I walked up a long wood-block path to the house. A gardener working on a rose bed looked at me as if I was spoiling the landscaping. I went up fifty or sixty Oregon timber steps to the porch. You could have subdivided the porch for house lots and marched six wide-shouldered men abreast through the front door. I stabbed the bell with a finger and a wide-shouldered man opened the door while the soft chimes were still echoing about in the house. He was about six feet two, which gave him an inch on me, and he looked like he’d been the stroke of the first rowing eight maybe ten years before when the school had won the Head of the River. His suit had cost five times as much as my lightweight grey model, but he still wasn’t the real money.

“Mr Gutteridge is expecting me.” I passed a card across into his perfectly manicured hand and waited. He opened the door with a piece of body language which stamped him as a man of breeding but a servant nonetheless. His voice was a deep, musical throb, like a finely played bass.

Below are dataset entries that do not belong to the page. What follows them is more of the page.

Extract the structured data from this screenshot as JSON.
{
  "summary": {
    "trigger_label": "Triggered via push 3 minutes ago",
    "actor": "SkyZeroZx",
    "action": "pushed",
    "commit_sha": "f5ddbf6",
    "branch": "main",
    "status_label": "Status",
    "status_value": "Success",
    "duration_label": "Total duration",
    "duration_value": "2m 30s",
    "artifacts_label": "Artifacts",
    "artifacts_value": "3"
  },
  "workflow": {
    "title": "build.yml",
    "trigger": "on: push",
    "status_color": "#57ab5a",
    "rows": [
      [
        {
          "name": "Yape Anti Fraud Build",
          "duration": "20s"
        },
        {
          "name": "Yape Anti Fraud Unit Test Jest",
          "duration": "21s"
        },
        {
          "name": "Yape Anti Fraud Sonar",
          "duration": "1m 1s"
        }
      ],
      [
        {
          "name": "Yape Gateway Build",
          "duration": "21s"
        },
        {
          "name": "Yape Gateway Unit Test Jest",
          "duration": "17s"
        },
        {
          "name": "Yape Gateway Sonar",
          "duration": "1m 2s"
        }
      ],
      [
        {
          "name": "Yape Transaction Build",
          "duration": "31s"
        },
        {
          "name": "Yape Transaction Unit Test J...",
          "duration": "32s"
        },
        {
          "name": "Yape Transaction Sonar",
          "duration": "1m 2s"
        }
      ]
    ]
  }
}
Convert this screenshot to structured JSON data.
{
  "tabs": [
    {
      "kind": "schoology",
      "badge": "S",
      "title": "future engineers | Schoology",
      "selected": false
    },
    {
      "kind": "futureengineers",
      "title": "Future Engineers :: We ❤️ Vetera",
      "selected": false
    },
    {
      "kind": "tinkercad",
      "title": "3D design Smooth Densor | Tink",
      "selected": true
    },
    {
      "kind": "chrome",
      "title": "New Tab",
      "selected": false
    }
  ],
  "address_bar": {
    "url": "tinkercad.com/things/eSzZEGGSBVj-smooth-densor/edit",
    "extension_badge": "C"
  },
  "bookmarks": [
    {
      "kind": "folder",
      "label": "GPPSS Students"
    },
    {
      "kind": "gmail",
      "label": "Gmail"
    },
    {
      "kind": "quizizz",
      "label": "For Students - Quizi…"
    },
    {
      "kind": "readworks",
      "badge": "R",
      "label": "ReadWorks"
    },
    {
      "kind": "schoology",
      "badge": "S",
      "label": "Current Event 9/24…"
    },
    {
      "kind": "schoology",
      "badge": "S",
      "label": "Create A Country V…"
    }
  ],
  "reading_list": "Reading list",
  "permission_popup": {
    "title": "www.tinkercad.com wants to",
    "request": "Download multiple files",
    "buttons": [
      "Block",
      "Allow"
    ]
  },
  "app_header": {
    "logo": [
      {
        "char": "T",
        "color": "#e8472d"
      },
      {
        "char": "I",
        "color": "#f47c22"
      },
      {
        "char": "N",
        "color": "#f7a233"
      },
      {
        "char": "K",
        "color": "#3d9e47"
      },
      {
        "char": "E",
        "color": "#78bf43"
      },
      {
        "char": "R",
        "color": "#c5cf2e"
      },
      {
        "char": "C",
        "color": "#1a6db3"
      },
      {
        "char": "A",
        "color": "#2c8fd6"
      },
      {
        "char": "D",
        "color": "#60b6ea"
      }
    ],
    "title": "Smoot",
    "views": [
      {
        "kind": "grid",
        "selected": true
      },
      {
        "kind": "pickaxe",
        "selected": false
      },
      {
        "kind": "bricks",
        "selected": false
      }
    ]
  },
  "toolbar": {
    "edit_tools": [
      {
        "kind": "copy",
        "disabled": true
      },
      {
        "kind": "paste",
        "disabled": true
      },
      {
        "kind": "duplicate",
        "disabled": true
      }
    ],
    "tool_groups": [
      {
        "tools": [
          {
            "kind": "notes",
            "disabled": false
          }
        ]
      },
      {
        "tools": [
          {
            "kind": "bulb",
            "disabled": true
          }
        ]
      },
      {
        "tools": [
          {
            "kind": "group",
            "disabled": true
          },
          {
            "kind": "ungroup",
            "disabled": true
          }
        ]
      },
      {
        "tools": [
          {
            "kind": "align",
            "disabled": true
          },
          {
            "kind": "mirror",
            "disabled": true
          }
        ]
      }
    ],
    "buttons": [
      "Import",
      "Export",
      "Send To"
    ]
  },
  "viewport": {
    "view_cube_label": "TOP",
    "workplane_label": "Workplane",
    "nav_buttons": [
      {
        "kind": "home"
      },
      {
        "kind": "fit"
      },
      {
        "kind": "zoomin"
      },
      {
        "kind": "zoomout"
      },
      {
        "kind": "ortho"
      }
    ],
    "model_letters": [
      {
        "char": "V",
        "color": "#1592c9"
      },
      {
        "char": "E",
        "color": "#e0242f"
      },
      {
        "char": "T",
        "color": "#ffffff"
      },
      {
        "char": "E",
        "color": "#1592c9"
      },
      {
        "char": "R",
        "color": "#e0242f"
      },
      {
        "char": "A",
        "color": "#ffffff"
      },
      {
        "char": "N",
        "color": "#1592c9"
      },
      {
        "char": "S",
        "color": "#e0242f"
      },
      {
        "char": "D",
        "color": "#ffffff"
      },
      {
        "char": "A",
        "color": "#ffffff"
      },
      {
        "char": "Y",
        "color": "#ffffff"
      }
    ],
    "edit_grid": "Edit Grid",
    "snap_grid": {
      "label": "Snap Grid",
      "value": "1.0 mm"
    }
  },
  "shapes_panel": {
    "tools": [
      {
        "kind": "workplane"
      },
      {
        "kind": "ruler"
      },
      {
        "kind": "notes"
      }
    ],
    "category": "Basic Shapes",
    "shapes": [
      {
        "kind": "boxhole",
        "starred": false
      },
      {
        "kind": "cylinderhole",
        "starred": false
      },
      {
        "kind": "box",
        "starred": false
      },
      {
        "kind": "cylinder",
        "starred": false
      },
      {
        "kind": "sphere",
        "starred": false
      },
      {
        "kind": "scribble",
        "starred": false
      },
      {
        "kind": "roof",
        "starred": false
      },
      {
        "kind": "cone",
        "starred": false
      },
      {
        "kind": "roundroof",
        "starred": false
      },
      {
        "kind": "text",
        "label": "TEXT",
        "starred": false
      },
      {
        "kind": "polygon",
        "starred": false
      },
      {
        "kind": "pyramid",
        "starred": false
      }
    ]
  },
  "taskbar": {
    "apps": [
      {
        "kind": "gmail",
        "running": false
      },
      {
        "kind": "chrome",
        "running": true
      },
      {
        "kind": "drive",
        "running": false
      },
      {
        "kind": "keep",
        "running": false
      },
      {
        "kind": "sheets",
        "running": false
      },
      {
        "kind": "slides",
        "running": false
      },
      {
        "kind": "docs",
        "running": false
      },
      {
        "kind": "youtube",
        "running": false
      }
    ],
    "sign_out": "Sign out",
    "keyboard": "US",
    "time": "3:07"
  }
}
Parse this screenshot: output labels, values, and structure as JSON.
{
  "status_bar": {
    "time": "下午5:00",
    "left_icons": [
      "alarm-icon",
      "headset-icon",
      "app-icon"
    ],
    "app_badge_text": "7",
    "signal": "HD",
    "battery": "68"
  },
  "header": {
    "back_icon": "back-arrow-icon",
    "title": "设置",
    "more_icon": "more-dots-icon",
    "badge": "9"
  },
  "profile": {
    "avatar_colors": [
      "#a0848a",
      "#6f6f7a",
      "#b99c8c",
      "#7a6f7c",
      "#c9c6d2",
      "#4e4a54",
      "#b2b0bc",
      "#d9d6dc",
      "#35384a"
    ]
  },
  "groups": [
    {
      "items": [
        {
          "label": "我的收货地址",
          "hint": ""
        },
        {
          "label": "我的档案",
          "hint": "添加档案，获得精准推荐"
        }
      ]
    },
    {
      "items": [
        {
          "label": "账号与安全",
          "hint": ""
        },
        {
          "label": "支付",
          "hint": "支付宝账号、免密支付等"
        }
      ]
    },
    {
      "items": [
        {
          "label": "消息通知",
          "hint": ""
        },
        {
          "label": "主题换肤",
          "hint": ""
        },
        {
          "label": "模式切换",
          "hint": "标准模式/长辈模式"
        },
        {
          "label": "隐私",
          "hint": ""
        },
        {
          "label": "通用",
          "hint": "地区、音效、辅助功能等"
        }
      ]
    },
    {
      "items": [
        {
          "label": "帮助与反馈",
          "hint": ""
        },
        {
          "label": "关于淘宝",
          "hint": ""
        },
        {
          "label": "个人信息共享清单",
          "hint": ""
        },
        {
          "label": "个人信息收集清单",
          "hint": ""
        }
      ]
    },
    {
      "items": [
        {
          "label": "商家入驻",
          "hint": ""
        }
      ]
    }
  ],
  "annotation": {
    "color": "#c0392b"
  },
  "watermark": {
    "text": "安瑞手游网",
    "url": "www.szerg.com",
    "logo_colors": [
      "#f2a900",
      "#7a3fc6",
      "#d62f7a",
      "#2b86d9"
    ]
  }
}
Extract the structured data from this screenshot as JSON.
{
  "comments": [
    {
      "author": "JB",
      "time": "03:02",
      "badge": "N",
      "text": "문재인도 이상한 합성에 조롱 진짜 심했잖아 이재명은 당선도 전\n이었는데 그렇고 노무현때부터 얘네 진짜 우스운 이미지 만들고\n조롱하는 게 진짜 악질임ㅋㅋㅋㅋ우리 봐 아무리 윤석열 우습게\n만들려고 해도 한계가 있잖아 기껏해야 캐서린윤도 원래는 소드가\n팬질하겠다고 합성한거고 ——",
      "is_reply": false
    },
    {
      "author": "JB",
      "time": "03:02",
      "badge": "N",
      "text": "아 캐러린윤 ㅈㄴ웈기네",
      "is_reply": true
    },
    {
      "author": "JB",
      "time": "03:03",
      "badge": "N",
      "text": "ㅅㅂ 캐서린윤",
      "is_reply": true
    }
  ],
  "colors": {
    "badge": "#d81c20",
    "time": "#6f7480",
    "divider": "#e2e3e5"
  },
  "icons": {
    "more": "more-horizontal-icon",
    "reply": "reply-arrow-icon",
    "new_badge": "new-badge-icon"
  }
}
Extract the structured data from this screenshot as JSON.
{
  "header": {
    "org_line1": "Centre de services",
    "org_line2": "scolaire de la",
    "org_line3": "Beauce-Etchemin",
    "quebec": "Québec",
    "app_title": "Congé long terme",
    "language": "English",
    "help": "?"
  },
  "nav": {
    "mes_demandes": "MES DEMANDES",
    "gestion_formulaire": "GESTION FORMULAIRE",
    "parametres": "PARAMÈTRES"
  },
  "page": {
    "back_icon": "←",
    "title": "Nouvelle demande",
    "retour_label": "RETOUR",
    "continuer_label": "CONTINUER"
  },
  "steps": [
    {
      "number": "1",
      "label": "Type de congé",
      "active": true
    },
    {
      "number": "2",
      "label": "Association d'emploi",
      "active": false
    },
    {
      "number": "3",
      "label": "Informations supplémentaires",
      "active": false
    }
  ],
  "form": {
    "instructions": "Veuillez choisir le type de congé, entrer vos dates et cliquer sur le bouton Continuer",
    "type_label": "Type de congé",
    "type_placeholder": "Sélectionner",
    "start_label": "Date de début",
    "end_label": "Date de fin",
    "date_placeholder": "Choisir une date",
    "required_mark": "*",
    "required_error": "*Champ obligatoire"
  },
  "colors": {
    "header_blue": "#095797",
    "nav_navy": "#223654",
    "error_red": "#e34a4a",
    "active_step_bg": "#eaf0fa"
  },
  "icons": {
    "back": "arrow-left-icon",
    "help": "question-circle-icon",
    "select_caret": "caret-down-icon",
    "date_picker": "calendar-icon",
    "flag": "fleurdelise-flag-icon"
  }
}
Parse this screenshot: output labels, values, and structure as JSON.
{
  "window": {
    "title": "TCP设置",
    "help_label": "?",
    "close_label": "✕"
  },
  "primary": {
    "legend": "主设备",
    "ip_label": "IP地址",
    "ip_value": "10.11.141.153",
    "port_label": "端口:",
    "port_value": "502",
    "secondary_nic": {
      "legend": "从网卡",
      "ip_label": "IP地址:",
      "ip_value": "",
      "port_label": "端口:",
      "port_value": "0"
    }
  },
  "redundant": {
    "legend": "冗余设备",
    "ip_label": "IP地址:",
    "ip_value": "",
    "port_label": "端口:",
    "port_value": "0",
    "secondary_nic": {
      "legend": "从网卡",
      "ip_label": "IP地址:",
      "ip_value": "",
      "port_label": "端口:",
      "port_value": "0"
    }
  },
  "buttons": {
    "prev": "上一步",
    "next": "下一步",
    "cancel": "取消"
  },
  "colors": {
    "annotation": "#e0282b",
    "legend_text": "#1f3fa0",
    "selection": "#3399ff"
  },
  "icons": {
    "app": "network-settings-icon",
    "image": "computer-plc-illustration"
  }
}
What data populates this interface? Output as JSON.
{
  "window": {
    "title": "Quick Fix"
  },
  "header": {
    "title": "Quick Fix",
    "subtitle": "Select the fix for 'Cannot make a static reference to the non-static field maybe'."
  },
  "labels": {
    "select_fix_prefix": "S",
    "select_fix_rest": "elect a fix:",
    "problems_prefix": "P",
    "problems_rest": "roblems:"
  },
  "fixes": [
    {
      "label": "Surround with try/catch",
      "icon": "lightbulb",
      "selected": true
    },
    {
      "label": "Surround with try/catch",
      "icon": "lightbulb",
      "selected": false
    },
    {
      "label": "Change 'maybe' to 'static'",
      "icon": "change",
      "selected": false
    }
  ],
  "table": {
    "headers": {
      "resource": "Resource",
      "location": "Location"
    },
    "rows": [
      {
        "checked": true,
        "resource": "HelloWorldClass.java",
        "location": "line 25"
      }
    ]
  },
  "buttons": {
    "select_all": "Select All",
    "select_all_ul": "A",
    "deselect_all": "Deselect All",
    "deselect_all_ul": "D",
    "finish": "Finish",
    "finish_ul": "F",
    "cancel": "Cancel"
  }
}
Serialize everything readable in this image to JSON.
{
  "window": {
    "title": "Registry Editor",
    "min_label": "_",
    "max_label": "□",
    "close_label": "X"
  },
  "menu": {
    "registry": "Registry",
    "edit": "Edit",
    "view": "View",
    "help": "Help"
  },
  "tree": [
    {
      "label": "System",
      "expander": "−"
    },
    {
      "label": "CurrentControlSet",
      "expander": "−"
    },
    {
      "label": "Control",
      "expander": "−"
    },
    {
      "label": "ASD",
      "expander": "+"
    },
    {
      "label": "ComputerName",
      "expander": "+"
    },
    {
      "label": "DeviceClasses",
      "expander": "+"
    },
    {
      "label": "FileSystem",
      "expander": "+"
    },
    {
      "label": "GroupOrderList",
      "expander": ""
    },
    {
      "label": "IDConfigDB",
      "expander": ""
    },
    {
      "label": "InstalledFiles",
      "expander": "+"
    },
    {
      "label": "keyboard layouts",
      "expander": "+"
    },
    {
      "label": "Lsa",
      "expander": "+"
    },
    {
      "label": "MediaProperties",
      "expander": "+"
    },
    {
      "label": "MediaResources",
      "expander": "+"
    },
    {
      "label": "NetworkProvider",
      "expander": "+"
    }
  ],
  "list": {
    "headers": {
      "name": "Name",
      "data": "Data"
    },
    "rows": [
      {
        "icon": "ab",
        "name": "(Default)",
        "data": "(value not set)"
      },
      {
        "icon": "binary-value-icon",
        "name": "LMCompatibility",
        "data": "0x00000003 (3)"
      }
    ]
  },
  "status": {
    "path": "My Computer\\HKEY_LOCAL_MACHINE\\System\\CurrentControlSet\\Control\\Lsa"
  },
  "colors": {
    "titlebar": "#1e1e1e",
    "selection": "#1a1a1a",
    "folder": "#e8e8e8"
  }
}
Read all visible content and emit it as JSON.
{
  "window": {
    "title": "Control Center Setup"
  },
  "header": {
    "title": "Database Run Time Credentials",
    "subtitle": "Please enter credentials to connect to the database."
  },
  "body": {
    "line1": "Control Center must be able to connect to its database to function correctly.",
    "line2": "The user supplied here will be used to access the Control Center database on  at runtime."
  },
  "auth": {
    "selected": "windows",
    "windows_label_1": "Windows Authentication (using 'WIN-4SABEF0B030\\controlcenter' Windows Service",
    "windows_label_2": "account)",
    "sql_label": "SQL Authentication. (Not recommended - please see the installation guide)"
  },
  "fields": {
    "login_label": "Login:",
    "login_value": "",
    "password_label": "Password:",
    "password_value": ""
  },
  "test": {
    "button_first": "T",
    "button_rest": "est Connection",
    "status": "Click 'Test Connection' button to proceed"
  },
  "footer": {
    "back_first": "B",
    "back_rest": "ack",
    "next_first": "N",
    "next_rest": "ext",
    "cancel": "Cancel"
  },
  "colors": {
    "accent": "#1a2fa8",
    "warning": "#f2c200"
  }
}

“Mr Gutteridge is on the east balcony.” He handed the card back. “If you wouldn’t mind following me?”

“I’d never find it on my own.”

He let go a smile as thin as a surgeon’s glove and we set off to discover the east balcony. The rich always have lots of mirrors in their houses because they like what they see in them. We passed at least six full-length jobs on the trek which put expensive frames around a thinnish man with dark wiry hair, scuffed suede shoes and an air of not much money being spent on upkeep.

The rowing Blue led me into the library cum billiard room cum bar. He stepped behind the bar and did neat, fast things with bottles, ice and glasses. He handed me two tall glasses filled with tinkling amber liquid and nodded towards a green tinted glass door. “Mr Gutteridge is through there sir,” he said. “The door will open automatically.”